Seguro, el libro dice mucho, quizás lo suficiente para ser guiado por él, cautivado; pero nunca para producir que nos perdamos de la misma forma que un cuadro.
“Un buen disco lo logra”. Sí… Pero, no. Un buen disco puede hacerte creer que estás en otro lugar. Podemos poner un disco de jazz, metal, pop o lo que sea; acostarnos en nuestra cama, cerrar los ojos y sentir como los acordes y melodías penetran todo nuestro ser, como cada instrumento puede transmitir una sensación de plenitud y concordia al sonar en conjunto con el resto. La sucesión de canciones organizadas en un orden específico puede parecer llevarnos a través de un torbellino emocional del que no hay forma de escapar más que dejándose llevar y caer. Caer y despertar.
Sin embargo, con solo abrir nuestros ojos nos encontramos en esa habitación oscura y húmeda frente al mismo aparato que hace solo unos segundos provocaba sensaciones indescriptibles y ahora se encuentra inerte.
“Quizás el cine, o el teatro…”. Ni cerca. La conceptualización de lo etéreo no puede, de ninguna forma, trasladarse a la actuación.

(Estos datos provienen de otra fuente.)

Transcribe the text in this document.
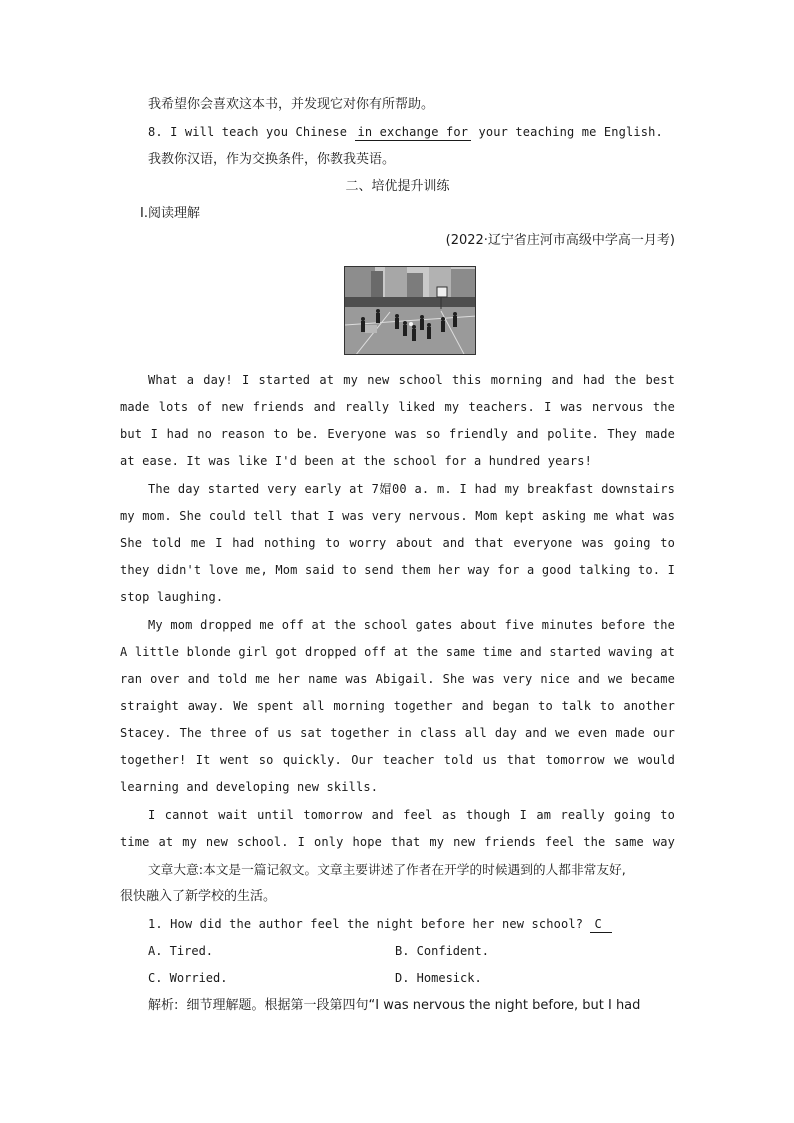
我希望你会喜欢这本书，并发现它对你有所帮助。
8. I will teach you Chinese in exchange for your teaching me English.
我教你汉语，作为交换条件，你教我英语。
二、培优提升训练
Ⅰ.阅读理解
(2022·辽宁省庄河市高级中学高一月考)
What a day! I started at my new school this morning and had the best
made lots of new friends and really liked my teachers. I was nervous the
but I had no reason to be. Everyone was so friendly and polite. They made
at ease. It was like I'd been at the school for a hundred years!
The day started very early at 7媢00 a. m. I had my breakfast downstairs
my mom. She could tell that I was very nervous. Mom kept asking me what was
She told me I had nothing to worry about and that everyone was going to
they didn't love me, Mom said to send them her way for a good talking to. I
stop laughing.
My mom dropped me off at the school gates about five minutes before the
A little blonde girl got dropped off at the same time and started waving at
ran over and told me her name was Abigail. She was very nice and we became
straight away. We spent all morning together and began to talk to another
Stacey. The three of us sat together in class all day and we even made our
together! It went so quickly. Our teacher told us that tomorrow we would
learning and developing new skills.
I cannot wait until tomorrow and feel as though I am really going to
time at my new school. I only hope that my new friends feel the same way
文章大意:本文是一篇记叙文。文章主要讲述了作者在开学的时候遇到的人都非常友好,
很快融入了新学校的生活。
1. How did the author feel the night before her new school? C
A. Tired.	B. Confident.
C. Worried.	D. Homesick.
解析: 细节理解题。根据第一段第四句“I was nervous the night before, but I had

Y es muy fácil perderse en un cuadro…
Tiene su proceso. Pero cualquier persona con la voluntad suficiente puede hacerlo sin problemas con estas simples
indicaciones.
En primer lugar hay que mirarlo, claro está. Admitir su existencia y hacernos a la idea de lo que va a sucedernos. Pero después es necesario ir más allá, observarlo con detenimiento; mirar cada estría marcada por el pincel y el polvo que pueda haberse acumulado en ellas, tratar de separar figura y fondo, contemplar el contenido volcado en el lienzo y su marco y la relación simbiótica que se ha desarrollado entre ellos. Solo de esta forma podemos acercarnos a nuestro objetivo.
Después de eso, vamos a tener que indicarle a nuestro cuerpo que se acerque al cuadro (en caso de no haberse acercado antes). Puede parecer una obviedad, pero en ningún momento tenemos que quitar la vista del lienzo, ya que se arruinaría todo el proceso y si bien es sencillo, se complica al intentarlo dos veces.
Una vez cerca del cuadro vamos a sentir como si nos absorbiera, como si el marco nos envolviese y el lienzo cubriera nuestra visión y nos dejara a oscuras. De nuevo, trataremos de no cerrar los ojos o apartar la vista.
A partir de entonces sentiremos como si la atmósfera hubiese cambiado. Un viento cálido. De a poco, nuestros ojos se irán acostumbrando a la luz (o a la falta de ella). Podremos ver una escena desplegada frente a nosotros y rápidamente la reconoceremos como el cuadro que estábamos observando hace unos momentos. Es normal, en esta instancia, sentir un poco de miedo ante la situación. ¿Cómo puede ser que nos encontremos acá si hace no más de un minuto estábamos allá? Así sabremos que lo hemos logrado, que nos hemos dejado hipnotizar. Hemos encontrado una conexión que nadie más ha logrado.
Podremos estar seguros de que ninguna otra persona podría comprender lo que estamos sintiendo; créanme, se me hace muy difícil explicarlo ahora mismo.